Lashley proved that this capability could be stretched to the extreme. In one experiment, 98% of the visual cortext was damaged, yet the brain still maintained the ability to distinguish between visual features. In another, monkeys had most of their occipital lobes removed, including most of the ability to process visual images. As long as some capacity to do so was retained, the monkeys maintained their visual memories.
If mice trained in the maze have some small portion of their cortex removed, then their ability to navigate the maze remains mostly intact. If 50% or more is removed, the mouse may have to completely relearn the maze, but it will still maintain the capacity to learn. This does not matter which parts of the cortex are removed: the result is the same.

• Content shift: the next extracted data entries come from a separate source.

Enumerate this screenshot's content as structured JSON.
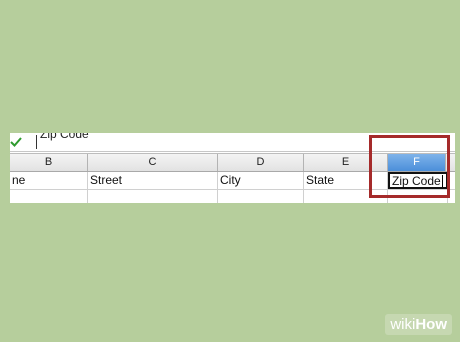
{
  "formula_bar": {
    "value": "Zip Code"
  },
  "columns": [
    {
      "label": "B",
      "selected": false
    },
    {
      "label": "C",
      "selected": false
    },
    {
      "label": "D",
      "selected": false
    },
    {
      "label": "E",
      "selected": false
    },
    {
      "label": "F",
      "selected": true
    }
  ],
  "row1": [
    "ne",
    "Street",
    "City",
    "State",
    "Zip Code"
  ],
  "colors": {
    "background": "#b6ce9c",
    "selected_header": "#4b8fda",
    "highlight": "#a52a2a"
  },
  "icons": {
    "accept": "check-icon"
  },
  "watermark": {
    "part1": "wiki",
    "part2": "How"
  }
}
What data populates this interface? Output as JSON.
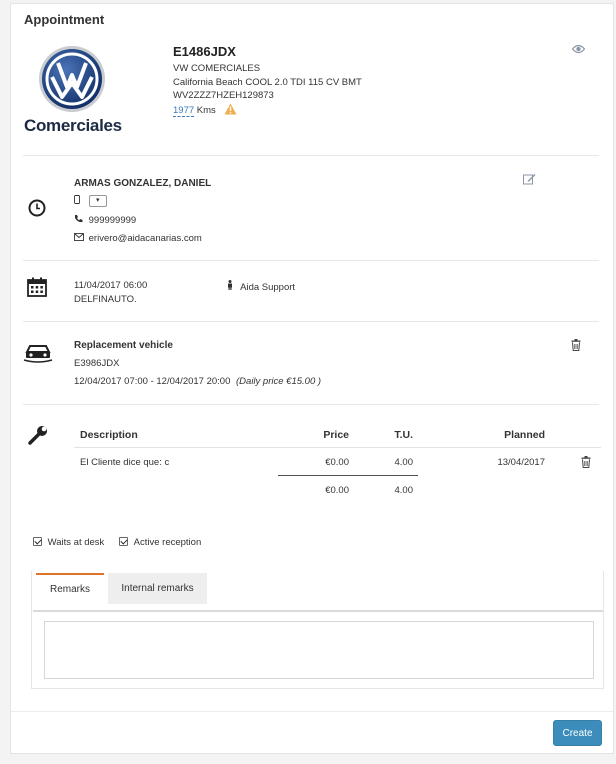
{
  "title": "Appointment",
  "vehicle": {
    "brand": "Comerciales",
    "plate": "E1486JDX",
    "make": "VW COMERCIALES",
    "model": "California Beach COOL 2.0 TDI 115 CV BMT",
    "vin": "WV2ZZZ7HZEH129873",
    "kms_value": "1977",
    "kms_unit": "Kms"
  },
  "customer": {
    "name": "ARMAS GONZALEZ, DANIEL",
    "dropdown_value": "▾",
    "phone": "999999999",
    "email": "erivero@aidacanarias.com"
  },
  "schedule": {
    "datetime": "11/04/2017 06:00",
    "workshop": "DELFINAUTO.",
    "advisor": "Aida Support"
  },
  "replacement": {
    "heading": "Replacement vehicle",
    "plate": "E3986JDX",
    "period": "12/04/2017 07:00 - 12/04/2017 20:00",
    "daily_price": "(Daily price €15.00 )"
  },
  "tasks": {
    "headers": {
      "description": "Description",
      "price": "Price",
      "tu": "T.U.",
      "planned": "Planned"
    },
    "rows": [
      {
        "description": "El Cliente dice que: c",
        "price": "€0.00",
        "tu": "4.00",
        "planned": "13/04/2017"
      }
    ],
    "totals": {
      "price": "€0.00",
      "tu": "4.00"
    }
  },
  "options": {
    "waits_at_desk": "Waits at desk",
    "active_reception": "Active reception"
  },
  "tabs": {
    "remarks": "Remarks",
    "internal_remarks": "Internal remarks"
  },
  "remarks_value": "",
  "actions": {
    "create": "Create"
  },
  "colors": {
    "accent": "#e0722d",
    "primary_button": "#3c8dbc",
    "warning": "#f0ad4e",
    "link": "#3a78b8"
  }
}
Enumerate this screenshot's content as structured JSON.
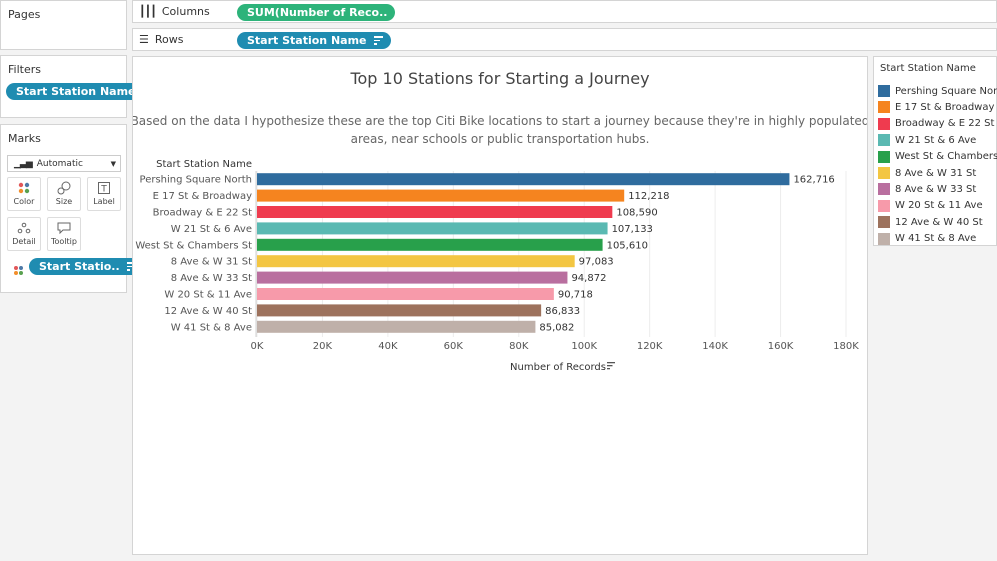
{
  "pages": {
    "title": "Pages"
  },
  "columns_shelf": {
    "label": "Columns",
    "pill": "SUM(Number of Reco.."
  },
  "rows_shelf": {
    "label": "Rows",
    "pill": "Start Station Name"
  },
  "filters": {
    "title": "Filters",
    "pill": "Start Station Name"
  },
  "marks": {
    "title": "Marks",
    "type": "Automatic",
    "buttons": {
      "color": "Color",
      "size": "Size",
      "label": "Label",
      "detail": "Detail",
      "tooltip": "Tooltip"
    },
    "color_pill": "Start Statio.."
  },
  "legend": {
    "title": "Start Station Name",
    "items": [
      {
        "label": "Pershing Square Nor..",
        "color": "#2f6c9e"
      },
      {
        "label": "E 17 St & Broadway",
        "color": "#f5841f"
      },
      {
        "label": "Broadway & E 22 St",
        "color": "#ef3b4f"
      },
      {
        "label": "W 21 St & 6 Ave",
        "color": "#5ab9b2"
      },
      {
        "label": "West St & Chambers ..",
        "color": "#28a04b"
      },
      {
        "label": "8 Ave & W 31 St",
        "color": "#f3c642"
      },
      {
        "label": "8 Ave & W 33 St",
        "color": "#b96f9f"
      },
      {
        "label": "W 20 St & 11 Ave",
        "color": "#f79aaa"
      },
      {
        "label": "12 Ave & W 40 St",
        "color": "#9d725d"
      },
      {
        "label": "W 41 St & 8 Ave",
        "color": "#bfb0a9"
      }
    ]
  },
  "chart_data": {
    "type": "bar",
    "orientation": "horizontal",
    "title": "Top 10 Stations for Starting a Journey",
    "subtitle_line1": "Based on the data I hypothesize these are the top Citi Bike locations to start a journey because they're in highly populated",
    "subtitle_line2": "areas, near schools or public transportation hubs.",
    "row_header": "Start Station Name",
    "xlabel": "Number of Records",
    "xlim": [
      0,
      180000
    ],
    "xticks": [
      0,
      20000,
      40000,
      60000,
      80000,
      100000,
      120000,
      140000,
      160000,
      180000
    ],
    "xtick_labels": [
      "0K",
      "20K",
      "40K",
      "60K",
      "80K",
      "100K",
      "120K",
      "140K",
      "160K",
      "180K"
    ],
    "categories": [
      "Pershing Square North",
      "E 17 St & Broadway",
      "Broadway & E 22 St",
      "W 21 St & 6 Ave",
      "West St & Chambers St",
      "8 Ave & W 31 St",
      "8 Ave & W 33 St",
      "W 20 St & 11 Ave",
      "12 Ave & W 40 St",
      "W 41 St & 8 Ave"
    ],
    "values": [
      162716,
      112218,
      108590,
      107133,
      105610,
      97083,
      94872,
      90718,
      86833,
      85082
    ],
    "value_labels": [
      "162,716",
      "112,218",
      "108,590",
      "107,133",
      "105,610",
      "97,083",
      "94,872",
      "90,718",
      "86,833",
      "85,082"
    ],
    "colors": [
      "#2f6c9e",
      "#f5841f",
      "#ef3b4f",
      "#5ab9b2",
      "#28a04b",
      "#f3c642",
      "#b96f9f",
      "#f79aaa",
      "#9d725d",
      "#bfb0a9"
    ],
    "grid": "vertical"
  }
}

However... this is not entirely consistent. Lashley notes that if specific regions of the cortex associated with processing sensory information are removed, the ability to learn the habit is severely diminished. A specific set of blind mice were taught to navigate the maze using no visual clues. When their visual cortex was removed, though, they lost the ability to learn the maze! Even though their minds never processed visual information, it appears that some manner of spatial information is processed in the visual cortex regardless. No part of the brain is wasted.
The Complexity of Memory Traces
Lashley notes that the experiments conducted deal only with a very small portion of memory: that of conditioned habits, which can be learned by animals and observed in experimental data. More complex memories, such as your memory of reading this blog post, are different. Given the complexity of observations in even these small memories, no doubt more complex memories have even more complicated brain patterns.

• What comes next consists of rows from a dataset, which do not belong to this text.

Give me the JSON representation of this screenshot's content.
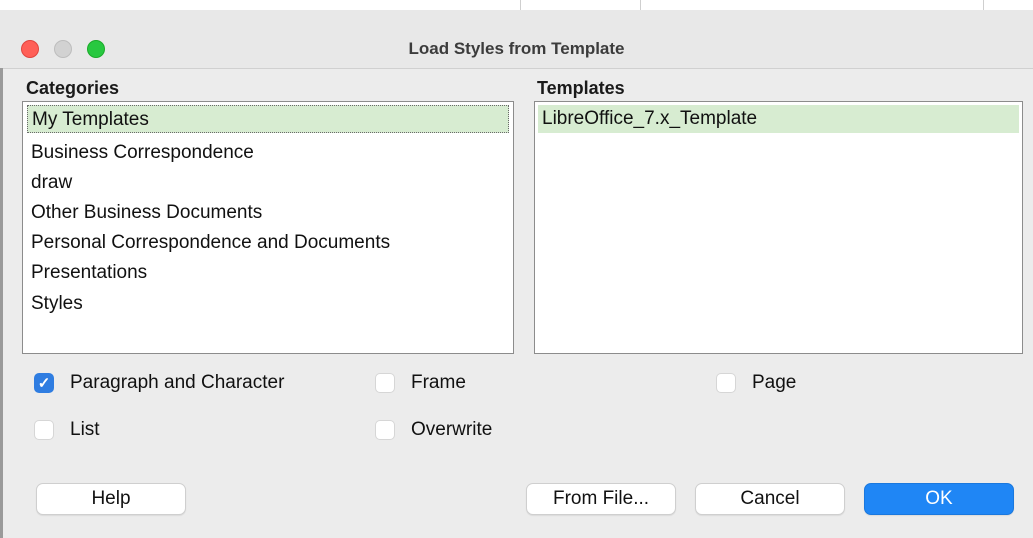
{
  "window": {
    "title": "Load Styles from Template"
  },
  "categories": {
    "label": "Categories",
    "items": [
      "My Templates",
      "Business Correspondence",
      "draw",
      "Other Business Documents",
      "Personal Correspondence and Documents",
      "Presentations",
      "Styles"
    ],
    "selected_index": 0
  },
  "templates": {
    "label": "Templates",
    "items": [
      "LibreOffice_7.x_Template"
    ],
    "selected_index": 0
  },
  "options": {
    "paragraph_and_character": {
      "label": "Paragraph and Character",
      "checked": true
    },
    "frame": {
      "label": "Frame",
      "checked": false
    },
    "page": {
      "label": "Page",
      "checked": false
    },
    "list": {
      "label": "List",
      "checked": false
    },
    "overwrite": {
      "label": "Overwrite",
      "checked": false
    }
  },
  "buttons": {
    "help": "Help",
    "from_file": "From File...",
    "cancel": "Cancel",
    "ok": "OK"
  },
  "colors": {
    "selection": "#d7ecd1",
    "accent": "#1f86f5",
    "close": "#ff5f57",
    "maximize": "#28c840"
  }
}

Additionally, the notion of stimulus and response is entirely too simple for this type of memory formation. The experimenter may consider the structure of a maze to be the variable, but there's far more: the smell of the wood, light in the lab, feel of the ground may all play a role in forming memory. Lashley specifically notes an example of a rat trained to respond to a triangle, but forgetting that training once the triangle was rotated. Additionally, some memory of the training methods themselves must be retained, whether they be a negative (electric shock) or positive (cheese reward) method. We constantly make associations between one set of memories and our entire corpus of available knowledge.
Summary
Lashley notes six learnings from the experimental data that have now become commonplace in cognitive science studies and our understanding of the brain:
- Reflex paths going straight from sense organ to motor cortex do not appear to be required. The motor cortex can be removed and reflexes still formed.
- Isolated memories cannot be demonstrated. The entire brain appears to weigh in for any given memory.

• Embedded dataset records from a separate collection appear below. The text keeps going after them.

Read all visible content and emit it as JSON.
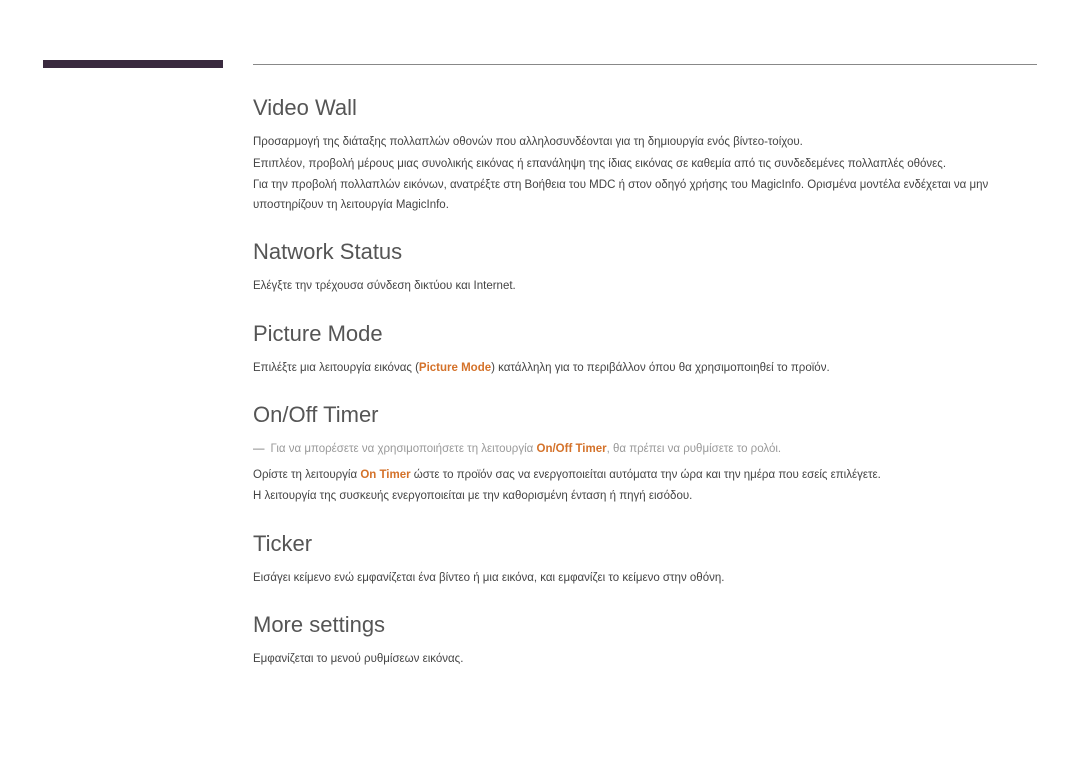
{
  "sections": {
    "videoWall": {
      "title": "Video Wall",
      "p1": "Προσαρμογή της διάταξης πολλαπλών οθονών που αλληλοσυνδέονται για τη δημιουργία ενός βίντεο-τοίχου.",
      "p2": "Επιπλέον, προβολή μέρους μιας συνολικής εικόνας ή επανάληψη της ίδιας εικόνας σε καθεμία από τις συνδεδεμένες πολλαπλές οθόνες.",
      "p3": "Για την προβολή πολλαπλών εικόνων, ανατρέξτε στη Βοήθεια του MDC ή στον οδηγό χρήσης του MagicInfo. Ορισμένα μοντέλα ενδέχεται να μην υποστηρίζουν τη λειτουργία MagicInfo."
    },
    "networkStatus": {
      "title": "Natwork Status",
      "p1": "Ελέγξτε την τρέχουσα σύνδεση δικτύου και Internet."
    },
    "pictureMode": {
      "title": "Picture Mode",
      "p1a": "Επιλέξτε μια λειτουργία εικόνας (",
      "p1h": "Picture Mode",
      "p1b": ") κατάλληλη για το περιβάλλον όπου θα χρησιμοποιηθεί το προϊόν."
    },
    "onOffTimer": {
      "title": "On/Off Timer",
      "noteA": "Για να μπορέσετε να χρησιμοποιήσετε τη λειτουργία ",
      "noteH": "On/Off Timer",
      "noteB": ", θα πρέπει να ρυθμίσετε το ρολόι.",
      "p1a": "Ορίστε τη λειτουργία ",
      "p1h": "On Timer",
      "p1b": " ώστε το προϊόν σας να ενεργοποιείται αυτόματα την ώρα και την ημέρα που εσείς επιλέγετε.",
      "p2": "Η λειτουργία της συσκευής ενεργοποιείται με την καθορισμένη ένταση ή πηγή εισόδου."
    },
    "ticker": {
      "title": "Ticker",
      "p1": "Εισάγει κείμενο ενώ εμφανίζεται ένα βίντεο ή μια εικόνα, και εμφανίζει το κείμενο στην οθόνη."
    },
    "moreSettings": {
      "title": "More settings",
      "p1": "Εμφανίζεται το μενού ρυθμίσεων εικόνας."
    }
  }
}
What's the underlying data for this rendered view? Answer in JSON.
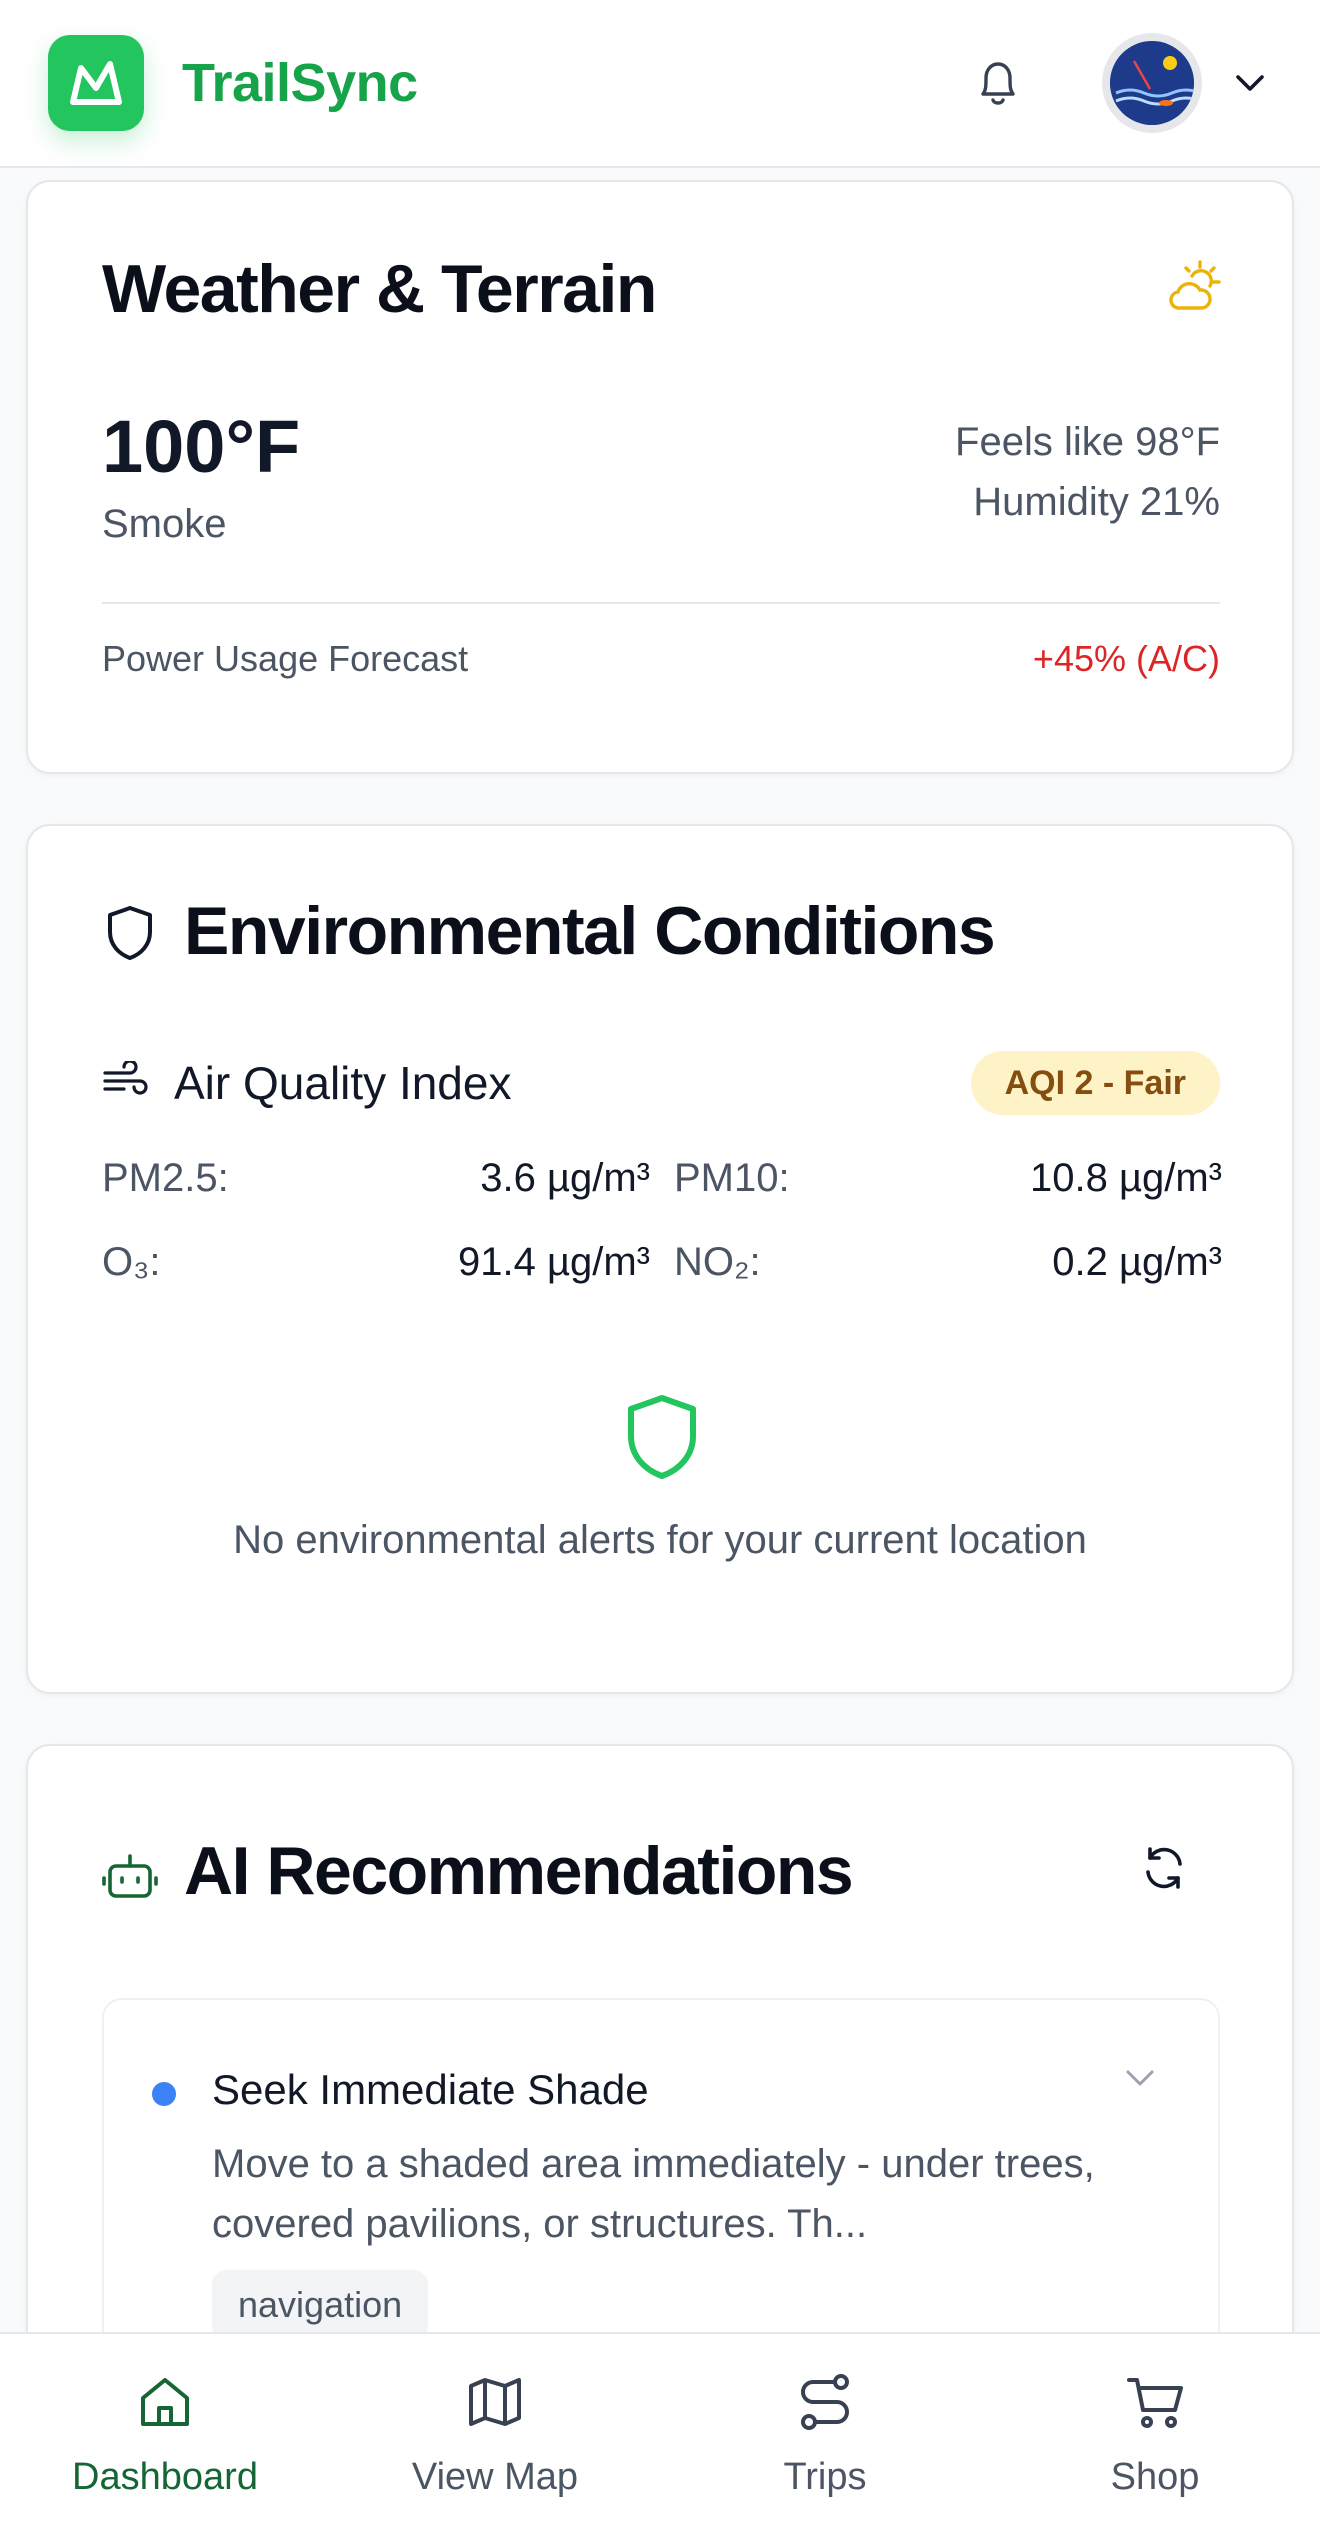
{
  "header": {
    "brand": "TrailSync",
    "logo_icon": "mountain-icon",
    "notification_icon": "bell-icon",
    "avatar_icon": "avatar",
    "menu_icon": "chevron-down-icon"
  },
  "weather": {
    "title": "Weather & Terrain",
    "icon": "partly-sunny-icon",
    "temperature": "100°F",
    "condition": "Smoke",
    "feels_like": "Feels like 98°F",
    "humidity": "Humidity 21%",
    "power_label": "Power Usage Forecast",
    "power_value": "+45% (A/C)"
  },
  "environment": {
    "title": "Environmental Conditions",
    "air_quality": {
      "title": "Air Quality Index",
      "badge": "AQI 2 - Fair",
      "pollutants": [
        {
          "label": "PM2.5:",
          "value": "3.6 µg/m³"
        },
        {
          "label": "PM10:",
          "value": "10.8 µg/m³"
        },
        {
          "label": "O₃:",
          "value": "91.4 µg/m³"
        },
        {
          "label": "NO₂:",
          "value": "0.2 µg/m³"
        }
      ]
    },
    "alert_text": "No environmental alerts for your current location"
  },
  "ai": {
    "title": "AI Recommendations",
    "recommendations": [
      {
        "title": "Seek Immediate Shade",
        "description": "Move to a shaded area immediately - under trees, covered pavilions, or structures. Th...",
        "tag": "navigation"
      }
    ]
  },
  "nav": {
    "items": [
      {
        "label": "Dashboard",
        "icon": "home-icon"
      },
      {
        "label": "View Map",
        "icon": "map-icon"
      },
      {
        "label": "Trips",
        "icon": "route-icon"
      },
      {
        "label": "Shop",
        "icon": "cart-icon"
      }
    ]
  },
  "colors": {
    "brand_green": "#16a34a",
    "logo_green": "#22c55e",
    "alert_red": "#dc2626",
    "badge_yellow": "#fef3c7",
    "dot_blue": "#3b82f6"
  }
}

- Associative areas do not appear to be storehouses for individual memories.
- Reflex traces are not isolated connections between sensory and motor elements: there is an entire substratum of activity forming a reflex.
- Equivalent reflex traces appear to be established in multiple parts of the brain at once, or the brain is capable of filling in the gaps somehow.
- There does not appear to be any region of cells held in reserve for memories. All parts of the brain appear to be firing at once.